The inventors derived a short list of target genes intersecting on a couple of statistical criteria (minimal false discovery rate (FDR), minimal dropout rate, maximal fold change and with a well-balanced expression level, Fig. 7A-B). Although they exhibit a relatively high Fano factor (expression variability), the inventors found that the most discriminating genes were not the most variable genes, suggesting that once the cells are committed to a cellular function, the expression of the genes related to that function, stabilizes.

Target genes functional validation To further validate the function of the DE genes between the two predicted cell responses, the inventors engineered cell lines to overexpress the short listed genes that were found highly expressed in predicted responding cells when compared to predicted non responding cells (BLOC1S1, PRSS56, SIVA1, SLC25A1, UBE2D4 and UQCC3 “Cl lorf83”). Using live-cell microscopy, the inventors compared each cell line to a control cells (established in parallel but overexpressing a fluorescent protein only) by monitoring their caspase-8 activation, the time and fraction of cell death after TRAIL treatment.

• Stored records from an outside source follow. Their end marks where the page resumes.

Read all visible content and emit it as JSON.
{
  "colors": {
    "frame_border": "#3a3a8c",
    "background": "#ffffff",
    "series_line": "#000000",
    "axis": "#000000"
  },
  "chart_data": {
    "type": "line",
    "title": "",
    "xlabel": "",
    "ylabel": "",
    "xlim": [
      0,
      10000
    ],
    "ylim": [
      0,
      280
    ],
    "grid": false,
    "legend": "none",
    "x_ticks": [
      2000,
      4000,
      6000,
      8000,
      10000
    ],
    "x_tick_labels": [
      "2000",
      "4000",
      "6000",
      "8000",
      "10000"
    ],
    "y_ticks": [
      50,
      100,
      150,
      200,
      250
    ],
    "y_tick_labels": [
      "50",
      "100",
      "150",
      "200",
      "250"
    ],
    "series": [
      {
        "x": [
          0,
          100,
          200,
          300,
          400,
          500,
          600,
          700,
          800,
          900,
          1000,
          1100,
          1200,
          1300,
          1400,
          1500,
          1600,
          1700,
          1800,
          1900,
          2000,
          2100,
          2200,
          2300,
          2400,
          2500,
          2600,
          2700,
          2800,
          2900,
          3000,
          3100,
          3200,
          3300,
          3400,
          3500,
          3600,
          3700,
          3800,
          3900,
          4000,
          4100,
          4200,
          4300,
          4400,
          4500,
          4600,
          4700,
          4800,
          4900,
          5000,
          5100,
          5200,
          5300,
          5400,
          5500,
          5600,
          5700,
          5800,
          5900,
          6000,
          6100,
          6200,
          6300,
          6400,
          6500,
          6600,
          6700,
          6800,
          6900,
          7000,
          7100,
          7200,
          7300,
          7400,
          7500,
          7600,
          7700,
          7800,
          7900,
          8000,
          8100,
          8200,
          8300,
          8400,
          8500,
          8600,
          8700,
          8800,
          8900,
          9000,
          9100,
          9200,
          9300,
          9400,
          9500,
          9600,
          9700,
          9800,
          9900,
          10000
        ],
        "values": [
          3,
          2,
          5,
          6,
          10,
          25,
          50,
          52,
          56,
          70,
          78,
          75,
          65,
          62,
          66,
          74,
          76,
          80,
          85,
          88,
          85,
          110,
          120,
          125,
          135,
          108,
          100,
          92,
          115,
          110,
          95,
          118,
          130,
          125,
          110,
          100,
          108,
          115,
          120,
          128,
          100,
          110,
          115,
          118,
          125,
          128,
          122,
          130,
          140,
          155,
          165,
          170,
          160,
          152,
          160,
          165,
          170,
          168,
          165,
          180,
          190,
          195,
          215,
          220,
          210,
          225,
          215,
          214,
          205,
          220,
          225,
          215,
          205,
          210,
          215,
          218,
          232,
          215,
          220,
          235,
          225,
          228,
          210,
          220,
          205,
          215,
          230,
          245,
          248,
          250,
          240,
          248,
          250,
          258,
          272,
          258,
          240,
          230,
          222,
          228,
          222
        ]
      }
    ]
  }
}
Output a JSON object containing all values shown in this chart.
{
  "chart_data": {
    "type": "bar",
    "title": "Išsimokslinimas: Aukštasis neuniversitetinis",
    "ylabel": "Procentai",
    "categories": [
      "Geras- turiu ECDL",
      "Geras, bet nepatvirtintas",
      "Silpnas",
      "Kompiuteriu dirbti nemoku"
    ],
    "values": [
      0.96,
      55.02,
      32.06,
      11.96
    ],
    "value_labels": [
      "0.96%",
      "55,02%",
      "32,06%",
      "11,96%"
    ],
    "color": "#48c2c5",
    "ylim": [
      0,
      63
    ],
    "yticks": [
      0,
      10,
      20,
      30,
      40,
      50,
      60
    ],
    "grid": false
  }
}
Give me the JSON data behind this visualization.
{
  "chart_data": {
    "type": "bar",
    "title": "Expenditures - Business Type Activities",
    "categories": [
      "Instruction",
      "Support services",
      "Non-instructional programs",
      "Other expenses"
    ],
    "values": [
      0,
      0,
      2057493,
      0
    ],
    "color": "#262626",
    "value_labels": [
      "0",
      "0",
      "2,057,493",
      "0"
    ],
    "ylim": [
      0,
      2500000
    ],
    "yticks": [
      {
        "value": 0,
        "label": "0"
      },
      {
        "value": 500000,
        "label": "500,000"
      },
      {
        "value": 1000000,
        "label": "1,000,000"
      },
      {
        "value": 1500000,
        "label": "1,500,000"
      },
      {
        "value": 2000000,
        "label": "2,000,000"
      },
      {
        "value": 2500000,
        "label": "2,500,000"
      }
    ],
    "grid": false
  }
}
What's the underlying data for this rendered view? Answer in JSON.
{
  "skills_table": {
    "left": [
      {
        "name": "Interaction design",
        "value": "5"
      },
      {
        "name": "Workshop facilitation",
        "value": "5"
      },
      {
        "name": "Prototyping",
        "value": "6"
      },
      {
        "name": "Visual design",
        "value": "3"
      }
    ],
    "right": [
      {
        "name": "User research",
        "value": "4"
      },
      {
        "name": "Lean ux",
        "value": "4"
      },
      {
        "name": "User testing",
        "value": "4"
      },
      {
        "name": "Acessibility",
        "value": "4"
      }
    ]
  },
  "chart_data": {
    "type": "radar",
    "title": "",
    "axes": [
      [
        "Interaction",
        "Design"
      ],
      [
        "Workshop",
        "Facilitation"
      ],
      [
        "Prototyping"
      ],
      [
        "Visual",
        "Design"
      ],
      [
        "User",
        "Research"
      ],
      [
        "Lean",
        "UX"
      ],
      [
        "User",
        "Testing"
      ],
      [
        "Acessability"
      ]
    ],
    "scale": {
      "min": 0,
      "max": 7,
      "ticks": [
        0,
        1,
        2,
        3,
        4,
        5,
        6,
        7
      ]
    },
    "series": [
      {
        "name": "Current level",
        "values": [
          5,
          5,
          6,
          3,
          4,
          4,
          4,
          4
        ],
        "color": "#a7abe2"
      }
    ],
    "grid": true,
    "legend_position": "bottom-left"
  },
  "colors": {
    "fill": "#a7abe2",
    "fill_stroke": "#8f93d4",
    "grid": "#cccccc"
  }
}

The inventors also measured their capacity to regrow colonies after TRAIL treatment. The inventors found that overexpression of PRSS56, SIVA1, SLC25A1, UBE2D4 and UQCC3 significantly increased caspase-8 activity and cell sensitivity to TRAIL (except BLOC1S1 which effect was more variable between experiments), and that all significantly reduced the growth of non-responding colonies (Fig. 8); effects that have not been reported before. Other genes that were either further down the list of DE genes or had previously described interactions with caspase-8 were used as controls. The inventors next used inhibitor drugs to test whether the top gene target DNM1L, which was found to be highly expressed in predicted non-responding cells would increase cell sensitivity to TRAIL.

The inventors found that both Dynasore and Mdivi-1 could significantly increase TRAIL- induced caspase-8 activity (so far unreported), and consequently cell death response to TRAIL (Fig. 9). The inventors concluded that phenotype-coupled single-cell profiling successfully identified a set of target genes that could increase cell response to TRAIL.

Unexpectedly, by evaluating the shortest path between the target genes and caspase-8, the inventors found that at equal distance: the noisier was the expression in parental cells (highest Fano factor), the larger effect a gene overexpression had on caspase-8 activity and ultimately, cell death, supporting evidences that signaling networks utilize noise to increase population-level information transfer and regulate the overall cell population response (Suderman et al., 2017. Proc Natl Acad Sci U S A. 144(22):5755-5760).